How this skill works

The skill inspects common production workflows and provides patterns, example snippets, and tool recommendations for model serving, feature store access, monitoring, and RAG/LLM integration. It covers end-to-end concerns: development best practices, CI/CD for models, deployment topology (Docker/Kubernetes), and runtime monitoring and drift detection. It also highlights security, compliance, and performance targets to validate production readiness.

When to use it

Deploying models to public or private production endpoints
Designing MLOps pipelines, model versioning, and automated retraining
Integrating LLMs, RAG systems, or vector stores into applications
Setting up model monitoring, drift detection, and alerting
Choosing infra components: feature stores, serving layers, and observability

Best practices

Adopt test-driven development and version control for code, models, and data
Use reproducible experiment tracking (e.g., MLflow) and model registry
Deploy with canary/A-B strategies and incremental rollouts to reduce risk
Instrument latency, throughput, and accuracy metrics; set SLOs and alerts
Require auth, encryption, and audit logging for model endpoints handling PII

Example use cases

Serve a PyTorch model behind FastAPI with GPU-aware inference and batching
Wire an online feature store (Feast) into a real-time scoring service
Build a RAG pipeline using LangChain + vector DB for contextual retrieval
Detect data drift with Evidently and trigger automated retraining workflows
Deploy scalable model serving on Kubernetes with Docker images and health checks

FAQ

What latency and availability targets should I aim for?

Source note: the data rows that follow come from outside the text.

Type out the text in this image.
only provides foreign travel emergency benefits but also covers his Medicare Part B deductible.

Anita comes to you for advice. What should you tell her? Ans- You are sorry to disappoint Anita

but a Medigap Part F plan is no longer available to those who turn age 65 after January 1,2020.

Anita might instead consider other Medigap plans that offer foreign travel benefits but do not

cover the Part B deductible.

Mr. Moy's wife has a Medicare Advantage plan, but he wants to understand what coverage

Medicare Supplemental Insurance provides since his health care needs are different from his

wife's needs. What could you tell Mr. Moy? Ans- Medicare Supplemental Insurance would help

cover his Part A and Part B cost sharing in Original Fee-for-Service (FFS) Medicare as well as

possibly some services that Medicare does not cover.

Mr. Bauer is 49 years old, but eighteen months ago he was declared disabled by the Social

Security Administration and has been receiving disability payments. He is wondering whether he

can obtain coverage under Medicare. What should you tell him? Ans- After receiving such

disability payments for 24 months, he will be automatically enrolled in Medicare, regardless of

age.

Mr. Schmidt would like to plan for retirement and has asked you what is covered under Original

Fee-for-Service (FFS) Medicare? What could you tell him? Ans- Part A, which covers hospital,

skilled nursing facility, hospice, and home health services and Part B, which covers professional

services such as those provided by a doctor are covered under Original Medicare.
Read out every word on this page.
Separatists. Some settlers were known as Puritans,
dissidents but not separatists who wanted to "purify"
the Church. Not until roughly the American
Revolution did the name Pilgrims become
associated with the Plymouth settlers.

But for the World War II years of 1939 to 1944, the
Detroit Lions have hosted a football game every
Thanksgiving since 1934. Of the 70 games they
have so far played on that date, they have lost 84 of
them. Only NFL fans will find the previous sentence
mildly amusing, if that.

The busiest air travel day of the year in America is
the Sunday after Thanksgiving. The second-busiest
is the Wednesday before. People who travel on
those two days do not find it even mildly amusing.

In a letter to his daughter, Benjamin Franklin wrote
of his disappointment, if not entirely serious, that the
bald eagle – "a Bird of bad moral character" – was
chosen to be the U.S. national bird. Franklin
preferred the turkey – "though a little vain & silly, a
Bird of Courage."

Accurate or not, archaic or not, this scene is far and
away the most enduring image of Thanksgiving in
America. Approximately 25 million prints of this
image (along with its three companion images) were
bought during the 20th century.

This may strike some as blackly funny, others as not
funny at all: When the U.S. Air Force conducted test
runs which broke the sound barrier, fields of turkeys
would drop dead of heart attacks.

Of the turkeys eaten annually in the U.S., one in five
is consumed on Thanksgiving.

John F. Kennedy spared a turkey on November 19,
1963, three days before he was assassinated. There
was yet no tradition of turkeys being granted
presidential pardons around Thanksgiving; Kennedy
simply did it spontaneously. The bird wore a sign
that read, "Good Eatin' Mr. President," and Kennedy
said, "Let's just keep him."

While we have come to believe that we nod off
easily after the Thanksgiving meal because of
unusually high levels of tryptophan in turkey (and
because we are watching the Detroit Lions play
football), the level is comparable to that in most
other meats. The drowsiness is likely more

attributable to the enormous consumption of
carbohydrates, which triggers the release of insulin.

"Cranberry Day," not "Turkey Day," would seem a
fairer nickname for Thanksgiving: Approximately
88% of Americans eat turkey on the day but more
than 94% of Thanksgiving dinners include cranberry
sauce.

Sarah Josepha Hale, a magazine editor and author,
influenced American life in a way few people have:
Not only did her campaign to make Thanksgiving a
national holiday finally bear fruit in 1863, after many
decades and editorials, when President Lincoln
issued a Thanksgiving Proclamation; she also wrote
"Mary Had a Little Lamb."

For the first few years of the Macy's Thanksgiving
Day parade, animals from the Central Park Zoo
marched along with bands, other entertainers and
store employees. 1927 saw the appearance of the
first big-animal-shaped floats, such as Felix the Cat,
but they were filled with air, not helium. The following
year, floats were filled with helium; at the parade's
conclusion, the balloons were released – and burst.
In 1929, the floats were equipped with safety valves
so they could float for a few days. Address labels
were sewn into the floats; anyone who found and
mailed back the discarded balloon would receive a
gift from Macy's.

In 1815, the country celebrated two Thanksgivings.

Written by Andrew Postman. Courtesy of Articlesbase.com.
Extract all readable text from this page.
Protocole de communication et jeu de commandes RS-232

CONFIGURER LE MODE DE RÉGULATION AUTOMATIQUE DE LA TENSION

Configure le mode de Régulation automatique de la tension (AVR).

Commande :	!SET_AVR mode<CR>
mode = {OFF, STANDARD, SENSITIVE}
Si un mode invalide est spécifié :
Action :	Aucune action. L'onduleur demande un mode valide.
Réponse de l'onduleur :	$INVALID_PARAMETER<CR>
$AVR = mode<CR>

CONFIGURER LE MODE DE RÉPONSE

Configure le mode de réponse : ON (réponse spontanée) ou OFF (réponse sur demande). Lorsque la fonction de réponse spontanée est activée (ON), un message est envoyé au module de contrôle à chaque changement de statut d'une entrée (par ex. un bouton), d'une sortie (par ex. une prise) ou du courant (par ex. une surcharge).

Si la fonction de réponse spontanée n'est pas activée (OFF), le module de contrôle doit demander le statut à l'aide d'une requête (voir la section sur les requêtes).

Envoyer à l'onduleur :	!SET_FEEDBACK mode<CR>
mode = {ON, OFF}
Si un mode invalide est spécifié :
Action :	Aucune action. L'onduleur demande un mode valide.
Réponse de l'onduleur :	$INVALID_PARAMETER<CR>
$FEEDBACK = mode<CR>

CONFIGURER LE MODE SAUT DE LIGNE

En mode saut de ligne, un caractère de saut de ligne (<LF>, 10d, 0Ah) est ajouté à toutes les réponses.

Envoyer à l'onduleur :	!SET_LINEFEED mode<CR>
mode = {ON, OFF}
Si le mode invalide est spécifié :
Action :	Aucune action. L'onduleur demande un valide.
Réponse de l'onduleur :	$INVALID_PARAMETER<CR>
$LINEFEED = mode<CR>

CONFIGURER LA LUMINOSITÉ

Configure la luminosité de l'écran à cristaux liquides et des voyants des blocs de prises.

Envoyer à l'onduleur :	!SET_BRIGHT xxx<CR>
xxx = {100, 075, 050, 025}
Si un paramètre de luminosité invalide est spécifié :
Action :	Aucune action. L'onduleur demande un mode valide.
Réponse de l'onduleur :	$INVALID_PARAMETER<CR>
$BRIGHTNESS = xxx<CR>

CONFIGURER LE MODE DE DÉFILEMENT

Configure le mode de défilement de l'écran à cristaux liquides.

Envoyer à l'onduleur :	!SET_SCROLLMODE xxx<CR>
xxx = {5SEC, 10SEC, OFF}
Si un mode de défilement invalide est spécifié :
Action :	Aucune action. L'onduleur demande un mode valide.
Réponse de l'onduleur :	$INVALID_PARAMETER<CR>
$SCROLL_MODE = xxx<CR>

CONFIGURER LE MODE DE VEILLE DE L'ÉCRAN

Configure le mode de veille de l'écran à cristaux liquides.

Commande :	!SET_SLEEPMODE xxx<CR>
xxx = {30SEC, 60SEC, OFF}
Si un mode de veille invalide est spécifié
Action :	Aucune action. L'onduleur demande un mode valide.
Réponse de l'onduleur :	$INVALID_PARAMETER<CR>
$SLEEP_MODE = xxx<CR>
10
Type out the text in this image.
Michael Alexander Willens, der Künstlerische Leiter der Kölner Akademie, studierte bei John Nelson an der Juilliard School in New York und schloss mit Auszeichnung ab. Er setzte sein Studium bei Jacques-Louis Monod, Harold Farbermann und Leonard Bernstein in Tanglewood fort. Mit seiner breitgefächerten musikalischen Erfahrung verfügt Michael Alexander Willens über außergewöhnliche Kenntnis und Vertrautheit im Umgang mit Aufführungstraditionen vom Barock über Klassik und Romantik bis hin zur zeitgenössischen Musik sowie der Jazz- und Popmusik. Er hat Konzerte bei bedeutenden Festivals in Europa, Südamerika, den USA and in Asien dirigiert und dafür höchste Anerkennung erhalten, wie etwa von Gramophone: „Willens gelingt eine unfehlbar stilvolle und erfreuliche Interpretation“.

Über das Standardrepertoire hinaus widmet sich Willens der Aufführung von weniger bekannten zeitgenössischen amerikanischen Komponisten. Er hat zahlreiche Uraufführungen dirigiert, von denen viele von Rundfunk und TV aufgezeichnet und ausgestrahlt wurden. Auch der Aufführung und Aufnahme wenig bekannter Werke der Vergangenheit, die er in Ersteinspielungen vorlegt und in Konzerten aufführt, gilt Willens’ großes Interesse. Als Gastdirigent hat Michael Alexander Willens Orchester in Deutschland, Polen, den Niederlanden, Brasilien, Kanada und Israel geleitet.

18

Common targets are P50 < 50ms, P95 < 100ms, P99 < 200ms and availability around 99.9%, but set SLOs based on user expectations and cost trade-offs.

How do I secure model endpoints that handle sensitive data?

Enforce authentication/authorization, TLS for in-transit encryption, at-rest encryption, input validation, PII redaction, and audit logging. Consider fine-grained access controls in the model registry.